Says Thakur, “Scheduling of specials is a practice done by GECs nowadays to get a spike. It’s a stunt, a smart move but isn’t sustainable in the long run. For five episodes a week, you have to shoot for 210 minutes. You have to shoot 50 minutes daily for such spikes and that isn’t possible in the long run.”
Ad volume grows
Hitting straight into the economic downturn, there was a huge concern at the beginning of 2009 that GECs would go through an ad slump and rates would tumble. That proved wrong and though rates were under pressure, ad volumes grew.
Says a senior media specialist from a top media buying firm, “FMCG, which accounted for about 38-39 per cent of the total advertising spend on the Hindi GEC space in 2008, moved up to about 50-54 per cent in 2009. It is important to note that FMCG looks at cost efficiency and spends if there is a return on investment. Automobile and telecom sectors were also big spenders and were looking for impact.”
Adds Dias, “With FMCGs primarily spending on the mainline GEC genre along with a growth in the genre share itself, the GEC space has certainly seen growth over others.

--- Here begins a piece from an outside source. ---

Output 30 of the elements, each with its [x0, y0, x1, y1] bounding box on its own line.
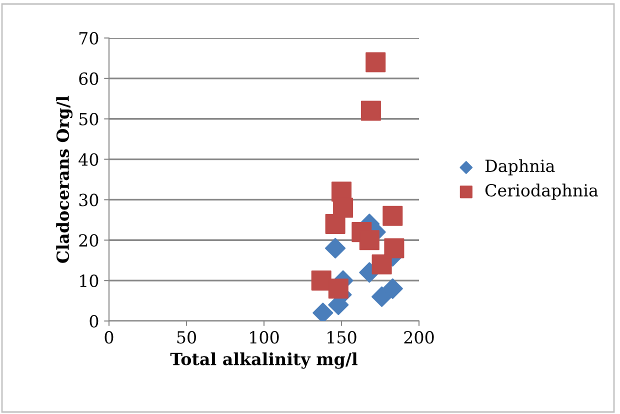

But it may have been a more polarised growth. In absolute revenues the top three – Star Plus, Colors and Zee TV – have had a much larger pie than Sony, Star One, Sab, and NDTV Imagine. Colors has surely yielded revenues, quite equivalent to that of Star and Zee.”
The market seems to have eased and the last three months of the year have seen a big jump in advertising revenues.
Shaping up in Twenty10
The GEC space can be exposed to pressure points in 2010 amidst fragmentation and stiffening competition. The fight at the top among Colors, Star Plus and Zee TV promises to get bitter. And while Sony threatens to enter the top-rung, NDTV Imagine is readying to shape its destiny under a new owner in Turner International.
“If it is a fight amongst five strong players, then advertisers can make better use of the fragmentation. It is going to be a dog fight. But the GEC genre is set for growth,” says a media analyst.
Agrees Vasudev, “Channels have to outdo themselves in terms of their offerings – leave alone outdoing their competition – to attract eyeballs and to keep them glued to their channel.”
Media experts say advertisers will be willing to pay more in 2010 as the economy improves. “The GEC genre could post 20 per cent ad revenue growth in 2010. Hopefully, we will see clients willing to invest money in brand building. The channels, in turn, will need to reciprocate it with quality programming. Also we are slowly getting a sense that there maybe a fatigue setting in with respect to reality shows. Also believability is reducing. So maybe channels will need to look hard for the next thing now,” says Dias.
As the overall GEC genre grows, Madison Media Group CEO Punitha Arumugam is optimistic that the profitability will also go up. “Since other genres have also started growing, 2010 will not see a very dramatic increase in the GEC genre revenues. The trend, instead, will be a fight over market share and every player will try to grab more eyeballs. But yes, profitability of the channels will increase due to renegotiation of programming and staff costs,” she says.